The  international community needs to give up the seemingly futile task of state building without abandoning its commitment to the rule of law. To do so, donor nations and institutions should effort to support existing structures insofar as they do not violate international law and human rights. This can be accomplished in two major ways:

1) Reimagine the state.
Many Somali communities are organized by clan rather than region. Despite their occasionally criminal means of obtaining income, Somali clan leaders benevolent dictators, distributing food and money to people under their domain and helping resolve intercommunity disputes. If the international community views these communities as microstates, they might have more success at building semi-formalized institutions that work for everyone—including women and other marginalized members of society.

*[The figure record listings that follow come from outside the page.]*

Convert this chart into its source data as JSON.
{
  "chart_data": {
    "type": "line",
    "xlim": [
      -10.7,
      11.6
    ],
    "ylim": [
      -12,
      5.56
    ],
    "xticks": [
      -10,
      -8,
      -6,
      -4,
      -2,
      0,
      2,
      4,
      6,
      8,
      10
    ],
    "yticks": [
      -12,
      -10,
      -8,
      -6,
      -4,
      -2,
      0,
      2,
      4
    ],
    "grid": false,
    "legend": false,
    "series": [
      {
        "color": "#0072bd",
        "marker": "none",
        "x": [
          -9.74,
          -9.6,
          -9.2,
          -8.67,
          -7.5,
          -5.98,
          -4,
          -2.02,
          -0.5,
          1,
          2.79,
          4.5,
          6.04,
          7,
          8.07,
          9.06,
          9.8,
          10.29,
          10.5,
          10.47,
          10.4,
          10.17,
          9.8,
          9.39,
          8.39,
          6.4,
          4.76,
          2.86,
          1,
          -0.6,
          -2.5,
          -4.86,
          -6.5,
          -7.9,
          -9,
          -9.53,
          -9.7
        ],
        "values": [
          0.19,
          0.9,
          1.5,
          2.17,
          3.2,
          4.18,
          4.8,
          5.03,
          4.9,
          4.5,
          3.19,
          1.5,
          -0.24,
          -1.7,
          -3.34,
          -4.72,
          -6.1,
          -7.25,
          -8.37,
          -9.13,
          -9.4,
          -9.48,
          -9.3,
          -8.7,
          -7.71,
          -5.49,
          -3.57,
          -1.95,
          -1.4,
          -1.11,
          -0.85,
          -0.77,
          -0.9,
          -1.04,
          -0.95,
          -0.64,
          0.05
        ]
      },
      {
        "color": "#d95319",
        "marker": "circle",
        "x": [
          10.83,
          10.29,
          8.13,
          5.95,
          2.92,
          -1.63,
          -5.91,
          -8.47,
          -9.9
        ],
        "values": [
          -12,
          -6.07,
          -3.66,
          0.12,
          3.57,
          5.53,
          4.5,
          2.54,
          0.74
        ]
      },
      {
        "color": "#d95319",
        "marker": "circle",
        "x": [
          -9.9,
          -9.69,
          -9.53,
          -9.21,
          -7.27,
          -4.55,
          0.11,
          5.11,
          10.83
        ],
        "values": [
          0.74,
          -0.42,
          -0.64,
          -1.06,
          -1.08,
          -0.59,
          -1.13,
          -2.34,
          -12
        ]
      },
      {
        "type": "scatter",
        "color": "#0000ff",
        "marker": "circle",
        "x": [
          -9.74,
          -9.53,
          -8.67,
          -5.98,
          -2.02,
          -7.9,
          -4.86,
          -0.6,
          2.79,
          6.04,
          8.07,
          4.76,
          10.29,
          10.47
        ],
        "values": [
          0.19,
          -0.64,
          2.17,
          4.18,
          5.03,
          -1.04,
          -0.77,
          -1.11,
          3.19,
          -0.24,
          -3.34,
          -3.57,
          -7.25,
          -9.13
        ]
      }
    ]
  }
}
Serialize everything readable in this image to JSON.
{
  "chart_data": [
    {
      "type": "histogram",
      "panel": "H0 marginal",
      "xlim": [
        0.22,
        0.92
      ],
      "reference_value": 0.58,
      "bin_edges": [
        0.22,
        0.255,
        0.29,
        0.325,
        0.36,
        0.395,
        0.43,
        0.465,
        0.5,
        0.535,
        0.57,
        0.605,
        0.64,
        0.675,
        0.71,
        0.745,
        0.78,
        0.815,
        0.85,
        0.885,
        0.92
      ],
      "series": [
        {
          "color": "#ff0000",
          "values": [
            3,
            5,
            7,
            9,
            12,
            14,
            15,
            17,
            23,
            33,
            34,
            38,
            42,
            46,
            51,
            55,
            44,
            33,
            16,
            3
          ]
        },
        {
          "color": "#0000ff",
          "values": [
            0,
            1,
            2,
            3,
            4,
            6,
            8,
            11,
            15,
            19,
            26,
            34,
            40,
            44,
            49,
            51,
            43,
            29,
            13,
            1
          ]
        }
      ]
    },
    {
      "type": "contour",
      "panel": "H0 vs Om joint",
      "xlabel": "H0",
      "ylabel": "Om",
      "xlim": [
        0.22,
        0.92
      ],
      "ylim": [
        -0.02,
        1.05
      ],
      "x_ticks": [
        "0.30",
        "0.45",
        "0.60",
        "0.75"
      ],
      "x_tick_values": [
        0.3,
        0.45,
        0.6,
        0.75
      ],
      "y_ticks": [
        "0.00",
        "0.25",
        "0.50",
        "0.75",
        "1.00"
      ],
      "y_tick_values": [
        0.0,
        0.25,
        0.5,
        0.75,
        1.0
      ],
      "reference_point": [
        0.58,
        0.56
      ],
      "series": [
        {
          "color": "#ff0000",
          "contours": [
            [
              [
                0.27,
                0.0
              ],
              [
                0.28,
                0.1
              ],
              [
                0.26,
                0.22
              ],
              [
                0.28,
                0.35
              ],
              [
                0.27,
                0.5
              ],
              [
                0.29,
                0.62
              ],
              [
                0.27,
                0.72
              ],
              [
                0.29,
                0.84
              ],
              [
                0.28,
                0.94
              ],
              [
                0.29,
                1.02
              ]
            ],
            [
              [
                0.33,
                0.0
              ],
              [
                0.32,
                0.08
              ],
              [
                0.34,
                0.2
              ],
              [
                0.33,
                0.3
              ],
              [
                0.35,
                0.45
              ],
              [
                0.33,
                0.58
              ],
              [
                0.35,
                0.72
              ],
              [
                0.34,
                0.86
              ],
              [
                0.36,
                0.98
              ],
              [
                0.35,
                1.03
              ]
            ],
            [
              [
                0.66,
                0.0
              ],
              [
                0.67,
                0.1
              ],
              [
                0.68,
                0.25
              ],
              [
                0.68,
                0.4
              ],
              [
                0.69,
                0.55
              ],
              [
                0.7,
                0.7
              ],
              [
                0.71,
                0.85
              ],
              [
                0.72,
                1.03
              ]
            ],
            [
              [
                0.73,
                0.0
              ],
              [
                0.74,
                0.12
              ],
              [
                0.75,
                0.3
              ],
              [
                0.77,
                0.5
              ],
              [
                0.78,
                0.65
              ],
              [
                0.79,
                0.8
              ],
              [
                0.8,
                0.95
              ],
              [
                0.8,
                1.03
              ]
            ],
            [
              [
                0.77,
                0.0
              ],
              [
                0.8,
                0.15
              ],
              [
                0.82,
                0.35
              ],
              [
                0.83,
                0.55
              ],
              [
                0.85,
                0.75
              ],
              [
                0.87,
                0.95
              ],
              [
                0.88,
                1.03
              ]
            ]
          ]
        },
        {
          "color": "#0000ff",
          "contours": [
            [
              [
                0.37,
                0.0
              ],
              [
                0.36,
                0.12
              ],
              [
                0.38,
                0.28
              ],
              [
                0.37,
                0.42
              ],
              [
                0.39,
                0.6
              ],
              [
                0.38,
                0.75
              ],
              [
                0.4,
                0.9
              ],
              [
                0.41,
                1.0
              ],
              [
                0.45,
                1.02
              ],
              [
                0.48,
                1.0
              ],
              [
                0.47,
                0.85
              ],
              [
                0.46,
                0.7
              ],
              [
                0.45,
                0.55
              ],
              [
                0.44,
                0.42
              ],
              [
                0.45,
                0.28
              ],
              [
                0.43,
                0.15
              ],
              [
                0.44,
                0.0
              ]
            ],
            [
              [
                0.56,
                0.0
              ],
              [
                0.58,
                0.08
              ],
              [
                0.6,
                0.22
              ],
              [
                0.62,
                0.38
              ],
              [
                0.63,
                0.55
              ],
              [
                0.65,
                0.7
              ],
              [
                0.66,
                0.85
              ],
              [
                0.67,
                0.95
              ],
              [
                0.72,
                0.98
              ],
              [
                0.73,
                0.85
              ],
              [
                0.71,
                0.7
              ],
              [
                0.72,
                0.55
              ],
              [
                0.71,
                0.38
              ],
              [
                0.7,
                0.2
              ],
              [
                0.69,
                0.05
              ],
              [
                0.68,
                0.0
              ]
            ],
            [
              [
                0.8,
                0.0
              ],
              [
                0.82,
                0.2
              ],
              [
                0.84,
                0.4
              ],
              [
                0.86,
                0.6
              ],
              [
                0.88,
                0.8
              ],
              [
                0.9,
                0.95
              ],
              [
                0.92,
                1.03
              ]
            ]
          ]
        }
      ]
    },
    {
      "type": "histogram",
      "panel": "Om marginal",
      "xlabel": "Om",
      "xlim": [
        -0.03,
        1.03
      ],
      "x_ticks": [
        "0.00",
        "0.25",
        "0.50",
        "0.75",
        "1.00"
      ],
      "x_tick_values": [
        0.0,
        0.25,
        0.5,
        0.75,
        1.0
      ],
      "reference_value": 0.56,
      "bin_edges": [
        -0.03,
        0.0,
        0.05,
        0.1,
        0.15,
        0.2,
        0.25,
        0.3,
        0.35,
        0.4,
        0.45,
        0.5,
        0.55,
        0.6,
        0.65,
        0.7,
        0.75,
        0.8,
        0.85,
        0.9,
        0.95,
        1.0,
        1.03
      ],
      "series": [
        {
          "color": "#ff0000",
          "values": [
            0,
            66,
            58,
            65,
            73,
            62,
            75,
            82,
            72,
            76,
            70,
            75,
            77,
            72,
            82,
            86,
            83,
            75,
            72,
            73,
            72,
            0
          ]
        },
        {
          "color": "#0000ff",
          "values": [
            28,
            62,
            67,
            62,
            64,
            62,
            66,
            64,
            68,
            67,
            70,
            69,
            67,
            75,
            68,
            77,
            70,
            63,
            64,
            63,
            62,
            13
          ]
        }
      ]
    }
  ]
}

2) Recognize Somaliland statehood.
Somaliland has long sought regocnition of its self-declared statehood. It is the most “developed” region of Somalia in part due to its commitment to a rule of law based in its own legal system, which is a hybrid of colonial codes from India from the time of British rule and Xeer, the system of collective justice in which elders enforce collective judgment based on a sort of common law based in community knowledge and values. Somalia has long fought the separation of Somaliland from the rest of the country because Somaliland is the only thriving region in the country. Recognizing Somaliland’s statehood may threaten and provoke Somalia and Puntland to institutionalize in a way that works for them in order to gain their own economic power again.

Somalia needs infrastructure and security. But simply building roads and ignoring the rule of law altogether will be disastrous. Instead, the international community should invest in helping Somalia make effective and fair use of existing community structures and create incentives for neighboring regions by recognizing Somaliland’s independence.